Cada vez que la chica gemía, los gatitos de balanceaban y le hincaban las uñas con más fuerza. Michael vio lágrimas en los ojos de la joven; pero, a pesar de tener los ojos muy abiertos, ella parecía no verlo.
– ¿Qué es esto? -le susurró Megan presa del miedo y del pavor-. ¿Qué se supone que está haciendo?
Michael movió lentamente la cabeza de un lado a otro.
– No tengo ni idea, de verdad que no.
– Dios mío, cómo debe de doler eso -observó Megan.
Miraron a la muchacha unos instantes más, sin saber qué hacer. Luego Michael susurró:
– No creo que el «señor Hillary» esté aquí. A lo mejor deberíamos dejarlo por hoy.
Pero al darse la vuelta para marcharse, se oyó que una voz fría y poco clara decía:
– ¿Qué motivo hay para dejarlo por hoy? Al contrario, a mí me gustaría tenerlos aquí.
Detrás de ellos, alto, esquelético, con aquella huesuda cara blanca y los ojos rojos, se encontraba el «señor Hillary». El largo abrigo gris se arrastró por el suelo cuando se acercó a ellos; daba la impresión de que el propio abrigo tuviera miedo de molestarle.
Le puso una mano a Michael en el hombro y otra a Megan. Michael advirtió que Megan no pudo reprimir un estremecimiento.
– ¿Por qué os vais tan pronto -les dijo el «señor Hillary»-. La fiesta apenas ha empezado.
– Gracias, creo que ya hemos visto bastante -repuso Michael; y le cogió la mano a Megan en actitud protectora.

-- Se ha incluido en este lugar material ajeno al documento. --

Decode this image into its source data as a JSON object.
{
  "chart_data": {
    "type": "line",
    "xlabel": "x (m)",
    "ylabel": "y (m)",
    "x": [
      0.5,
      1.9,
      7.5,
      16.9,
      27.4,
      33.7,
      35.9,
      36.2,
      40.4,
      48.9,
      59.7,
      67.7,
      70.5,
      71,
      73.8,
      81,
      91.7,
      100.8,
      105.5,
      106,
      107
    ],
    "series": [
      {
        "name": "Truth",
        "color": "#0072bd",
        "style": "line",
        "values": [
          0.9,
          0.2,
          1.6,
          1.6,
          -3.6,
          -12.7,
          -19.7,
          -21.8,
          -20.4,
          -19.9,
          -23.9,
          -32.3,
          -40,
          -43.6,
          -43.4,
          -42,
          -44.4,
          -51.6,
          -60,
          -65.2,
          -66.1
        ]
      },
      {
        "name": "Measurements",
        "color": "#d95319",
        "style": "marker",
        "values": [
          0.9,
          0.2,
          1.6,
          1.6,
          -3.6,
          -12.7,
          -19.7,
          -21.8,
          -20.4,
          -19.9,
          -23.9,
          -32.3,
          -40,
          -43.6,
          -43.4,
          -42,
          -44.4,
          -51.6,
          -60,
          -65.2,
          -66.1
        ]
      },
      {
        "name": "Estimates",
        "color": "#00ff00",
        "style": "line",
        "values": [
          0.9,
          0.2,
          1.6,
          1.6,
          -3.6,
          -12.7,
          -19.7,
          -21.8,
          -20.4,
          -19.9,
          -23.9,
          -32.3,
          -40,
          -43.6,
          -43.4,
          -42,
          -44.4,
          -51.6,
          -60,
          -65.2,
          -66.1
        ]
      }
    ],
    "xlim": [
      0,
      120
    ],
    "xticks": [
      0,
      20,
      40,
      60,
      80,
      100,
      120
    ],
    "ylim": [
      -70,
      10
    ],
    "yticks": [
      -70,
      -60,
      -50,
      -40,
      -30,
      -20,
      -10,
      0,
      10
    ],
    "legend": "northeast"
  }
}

– ¿Bastante? -repitió el «señor Hillary»-. No habéis visto nada. Esta chica es mi aperitivo antes de que empiece la verdadera juerga. -Rodeó el sofá y examinó a la chica desde todos los ángulos. Ella lloraba abiertamente ahora, y tenía una docena de marcas de arañazos color escarlata en los pechos, pero los gatitos seguían allí colgados-. Eres una preciosidad -le dijo el «señor Hillary». Se metió la mano en el bolsillo del voluminoso abrigo y sacó dos o tres barras de labios. Examinó cada una de ellas cuidadosamente y luego se decidió por Strawberry Crush. Con gran concentración, se inclinó hacia adelante y comenzó a pintarle los labios a la chica, aunque ella estaba temblando a causa del dolor y la concentración, y lloraba-. «Y los hijos de Azazel pintarán a sus mujeres y las vestirán con grandes galas, y las convertirán en sus divinas rameras, y ellas enseñarán a sus hijas a ser rameras; y todas las mujeres serán rameras hasta el día final, en que el mundo se consumirá en el enfurecido infierno; y ellas se someterán a todos quienes las quieran, y se deleitarán en ello.»